How Israel’s war on Gaza breeds anger, grief and courage

The National, By Hugh Naylor:

They were best friends, his family said. Inseparable.

The three-year-old does not grasp what happened on the evening of November 19, when an Israeli missile exploded in the living room of the family home in Gaza’s Jabalia refugee camp, killing three members of his family: his father, an older brother, and his twin.

“When he sees pictures of his Suhaib, he speaks to him like he’s still alive,” said his mother, Aamna Hijazi, in her early 40s. “We try to tell him that Suhaib is gone but he doesn’t understand.”

While he may be too young to comprehend the loss, Musab is not alone in struggling with the aftermath of those eight days of war last November, fought between Israel and Gaza’s Hamas rulers, which killed 158 Palestinians and six Israelis.

Scores of other children, their families and friends in this besieged territory are still wrestling with the emotional and physical trauma of losing loved ones.
The fighting started after Israel assassinated a Hamas official.
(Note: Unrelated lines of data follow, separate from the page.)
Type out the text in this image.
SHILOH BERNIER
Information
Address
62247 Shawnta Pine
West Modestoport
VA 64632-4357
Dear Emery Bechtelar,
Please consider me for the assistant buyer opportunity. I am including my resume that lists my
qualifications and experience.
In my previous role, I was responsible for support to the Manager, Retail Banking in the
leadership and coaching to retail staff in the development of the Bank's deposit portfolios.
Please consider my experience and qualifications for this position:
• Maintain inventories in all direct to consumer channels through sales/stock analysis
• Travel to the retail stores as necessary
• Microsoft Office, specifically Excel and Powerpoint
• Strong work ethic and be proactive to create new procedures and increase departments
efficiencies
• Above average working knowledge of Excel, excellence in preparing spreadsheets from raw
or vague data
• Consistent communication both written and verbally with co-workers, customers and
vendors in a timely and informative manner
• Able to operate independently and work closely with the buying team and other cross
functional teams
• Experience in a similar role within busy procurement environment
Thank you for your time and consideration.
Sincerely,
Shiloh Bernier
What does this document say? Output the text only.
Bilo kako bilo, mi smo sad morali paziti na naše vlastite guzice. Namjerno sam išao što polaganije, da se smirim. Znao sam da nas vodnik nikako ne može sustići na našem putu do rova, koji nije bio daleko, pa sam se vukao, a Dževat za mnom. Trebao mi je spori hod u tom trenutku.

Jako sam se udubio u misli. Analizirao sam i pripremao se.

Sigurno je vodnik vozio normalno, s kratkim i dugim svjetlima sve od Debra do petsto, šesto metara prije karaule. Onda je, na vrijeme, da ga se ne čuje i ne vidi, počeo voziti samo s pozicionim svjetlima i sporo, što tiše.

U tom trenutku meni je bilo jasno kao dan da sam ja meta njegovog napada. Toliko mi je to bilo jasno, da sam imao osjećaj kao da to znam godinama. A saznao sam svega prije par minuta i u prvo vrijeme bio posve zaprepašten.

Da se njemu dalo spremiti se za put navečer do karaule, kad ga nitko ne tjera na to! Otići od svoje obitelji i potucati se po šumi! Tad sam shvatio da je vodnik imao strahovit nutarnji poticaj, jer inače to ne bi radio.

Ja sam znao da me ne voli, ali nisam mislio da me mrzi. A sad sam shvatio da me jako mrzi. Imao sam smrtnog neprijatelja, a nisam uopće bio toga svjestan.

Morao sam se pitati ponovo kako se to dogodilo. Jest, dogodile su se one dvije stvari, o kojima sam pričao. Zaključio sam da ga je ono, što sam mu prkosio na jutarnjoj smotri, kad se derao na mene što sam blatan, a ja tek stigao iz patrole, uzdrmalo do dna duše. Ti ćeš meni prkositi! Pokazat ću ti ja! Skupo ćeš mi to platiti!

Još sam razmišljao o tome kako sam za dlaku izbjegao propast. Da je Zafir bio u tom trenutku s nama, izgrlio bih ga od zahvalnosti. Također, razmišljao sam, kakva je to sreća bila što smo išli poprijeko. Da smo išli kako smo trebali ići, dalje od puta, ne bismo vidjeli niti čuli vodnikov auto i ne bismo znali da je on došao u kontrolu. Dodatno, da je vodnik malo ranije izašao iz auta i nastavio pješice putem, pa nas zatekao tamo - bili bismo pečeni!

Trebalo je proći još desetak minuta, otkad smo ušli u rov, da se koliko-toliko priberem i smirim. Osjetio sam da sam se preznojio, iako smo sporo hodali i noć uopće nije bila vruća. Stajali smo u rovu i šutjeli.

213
Gaza militants fired rockets at Israel, which responded with airstrikes on the territory.

During the holy month of Ramadan – the first since the war ended – coming to terms with such tragedy will be as difficult as ever, they said.

“We have a situation where large numbers of these people are still suffering from severe cases of post-traumatic stress disorder,” said Saleh Mohsen, a mental-health counsellor at primary and secondary schools in Gaza. “The victims are in desperate need of psychological intervention, but many either don’t seek out such support, or it’s just not available to them.”

Mr Mohsen holds group-therapy sessions for parents who lost children during the November war. In some cases, he said, they suffer from extended periods of denial.
“I counselled one man who simply didn’t believe his son had died,” he said. “For months after the war, he would go to the cemetery and try to dig up his son’s grave because he believed he was still alive. His family would find him at the cemetery and every time, they would have to explain to him again and again that his son was gone.”

Thirty-three children in Gaza were killed during the fighting, according to Defence for Children International Palestine Section, a non-governmental organisation based in Geneva, Switzerland. Most of them were killed by Israeli bombs.

On its website, the organisation says 561 children have been killed – including 352 during Israel’s three-week war on Gaza that began in December 2008 – during fighting with Israel in the territory since 2005.

Beset by continuing conflict, an Israeli blockade and grinding poverty, Gaza’s 1.7 million residents seldom find respite. Mr Mohsen recalled another one of his patients, a mother, who is still tormented by what she endured during the 2008-2009 war, which killed as many as 1,400 Palestinians and 13 Israelis.

After an airstrike caused a fire at her home, she climbed to the upper level of the house with her four-year-old son. In panic, she threw him onto the street below, thinking that would save him from burning to death.

The child suffered a broken arm, but his mother never overcame the guilt of that decision, Mr Mohsen said.

“During our sessions, all she would do is cry and say my words are worthless, that I never had to experience what she experienced,” he said.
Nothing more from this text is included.